MNAR1(n, ci=True, missing_mech='linear', beta_y=2.0)
¶
MNAR-1 variant of the King (2001) DGP (X2 depends on unobserved Z).
Real-data DGPs¶
Download real datasets and impose controlled missingness mechanisms.
| Function | Source | Default n |
|---|---|---|
adult |
UCI Adult (census income) | 1000 |
adult_mnar |
UCI Adult with MNAR via unobserved sex | 1000 |
mushrooms |
UCI Mushroom | 1000 |
breast_cancer |
Wisconsin Breast Cancer | 500 |
wine |
UCI Wine | 500 |
diabetes |
Diabetes progression | 442 |
covertype |
Covertype | 5000 |
california_housing |
California housing | -- |
german_credit |
German credit | -- |
bank_marketing |
Bank marketing | -- |
ames_housing |
Ames housing | -- |
give_me_some_credit |
Give Me Some Credit | -- |
adult(n=1000, ci=True, mcar_prop=0.5, k=None, missing_mech='linear', beta_y=6.0)
¶
UCI Adult (census income) with MAR masking on education.
adult_mnar(n=1000, ci=True, mcar_prop=0.5, missing_mech='linear', beta_y=6.0)
¶
UCI Adult with MNAR masking via unobserved sex.
mushrooms(n=1000, ci=True, mcar_prop=0.5, missing_mech='linear')
¶
UCI Mushroom dataset with MAR masking on odor columns.
breast_cancer(n=500, ci=True, mcar_prop=0.5, missing_mech='linear')
¶
Wisconsin Diagnostic Breast Cancer dataset with MAR/MNAR-style masks.
wine(n=500, ci=True, mcar_prop=0.5, missing_mech='linear')
¶
UCI Wine dataset with controllable MAR/MNAR masking.
diabetes(n=442, ci=True, mcar_prop=0.5, missing_mech='linear')
¶
Diabetes progression dataset with MAR/MNAR masks (regression target).
covertype(n=5000, ci=True, mcar_prop=0.3, missing_mech='linear')
¶
Forest CoverType dataset with MAR/MNAR-style masking.
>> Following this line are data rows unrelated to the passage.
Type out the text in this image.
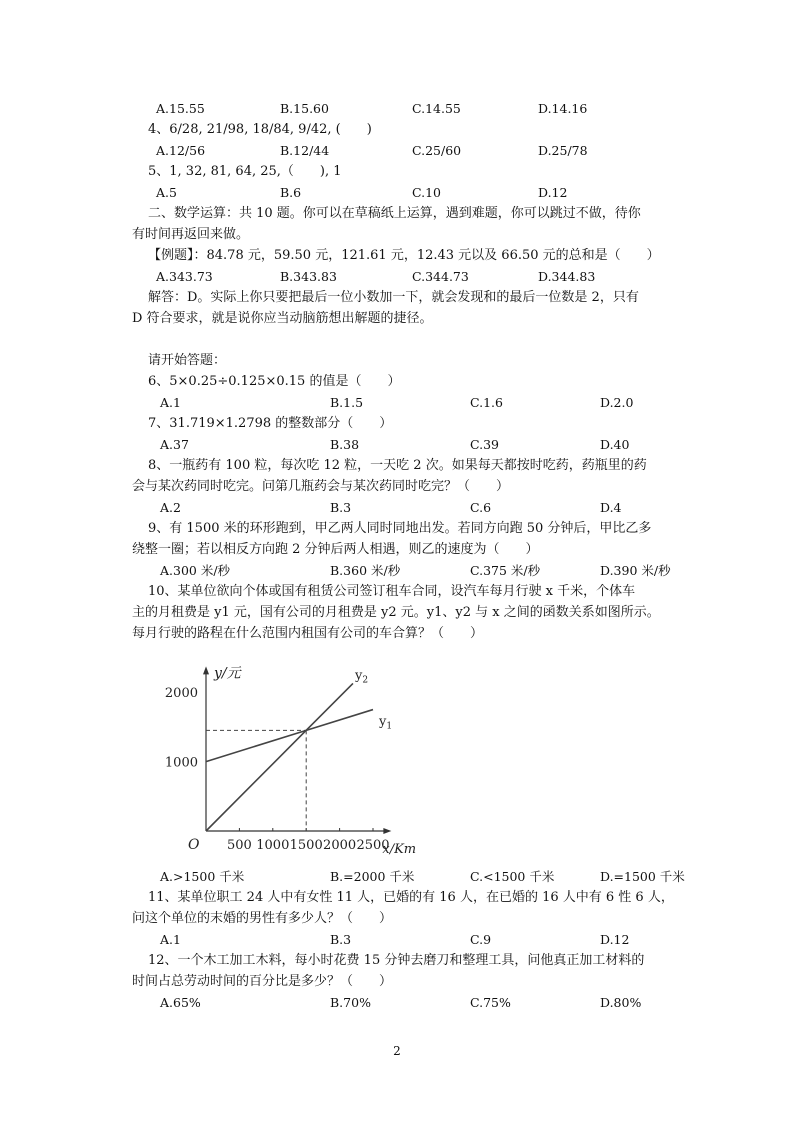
A.15.55	B.15.60	C.14.55	D.14.16
4、6/28, 21/98, 18/84, 9/42, (　　)
A.12/56	B.12/44	C.25/60	D.25/78
5、1, 32, 81, 64, 25,（　　), 1
A.5	B.6	C.10	D.12
二、数学运算：共 10 题。你可以在草稿纸上运算，遇到难题，你可以跳过不做，待你
有时间再返回来做。
【例题】：84.78 元，59.50 元，121.61 元，12.43 元以及 66.50 元的总和是（　　）
A.343.73	B.343.83	C.344.73	D.344.83
解答：D。实际上你只要把最后一位小数加一下，就会发现和的最后一位数是 2，只有
D 符合要求，就是说你应当动脑筋想出解题的捷径。
请开始答题：
6、5×0.25÷0.125×0.15 的值是（　　）
A.1	B.1.5	C.1.6	D.2.0
7、31.719×1.2798 的整数部分（　　）
A.37	B.38	C.39	D.40
8、一瓶药有 100 粒，每次吃 12 粒，一天吃 2 次。如果每天都按时吃药，药瓶里的药
会与某次药同时吃完。问第几瓶药会与某次药同时吃完？（　　）
A.2	B.3	C.6	D.4
9、有 1500 米的环形跑到，甲乙两人同时同地出发。若同方向跑 50 分钟后，甲比乙多
绕整一圈；若以相反方向跑 2 分钟后两人相遇，则乙的速度为（　　）
A.300 米/秒	B.360 米/秒	C.375 米/秒	D.390 米/秒
10、某单位欲向个体或国有租赁公司签订租车合同，设汽车每月行驶 x 千米，个体车
主的月租费是 y1 元，国有公司的月租费是 y2 元。y1、y2 与 x 之间的函数关系如图所示。
每月行驶的路程在什么范围内租国有公司的车合算？（　　）
A.>1500 千米	B.=2000 千米	C.<1500 千米	D.=1500 千米
11、某单位职工 24 人中有女性 11 人，已婚的有 16 人，在已婚的 16 人中有 6 性 6 人，
问这个单位的末婚的男性有多少人？（　　）
A.1	B.3	C.9	D.12
12、一个木工加工木料，每小时花费 15 分钟去磨刀和整理工具，问他真正加工材料的
时间占总劳动时间的百分比是多少？（　　）
A.65%	B.70%	C.75%	D.80%
500 1000 1500 2000 2500
1000
2000
y/元
x/Km
O
$y_1$
$y_2$
2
california_housing(n=20000, ci=True, mcar_prop=0.3, missing_mech='linear')
¶
California Housing regression dataset with MAR/MNAR masks.
german_credit(n=1000, ci=True, mcar_prop=0.3, missing_mech='linear')
¶
German credit (OpenML id=31) with MAR/MNAR masking on categorical features.
bank_marketing(n=10000, ci=True, mcar_prop=0.3, missing_mech='linear')
¶
Bank marketing (OpenML id=1461) with MAR/MNAR masking.
ames_housing(n=3000, ci=True, mcar_prop=0.3, missing_mech='linear')
¶
Ames housing prices (OpenML id=43952) with MAR/MNAR masking.
give_me_some_credit(n=10000, ci=True, mcar_prop=0.3, missing_mech='linear')
¶
Give Me Some Credit (OpenML) credit default with MAR/MNAR masking.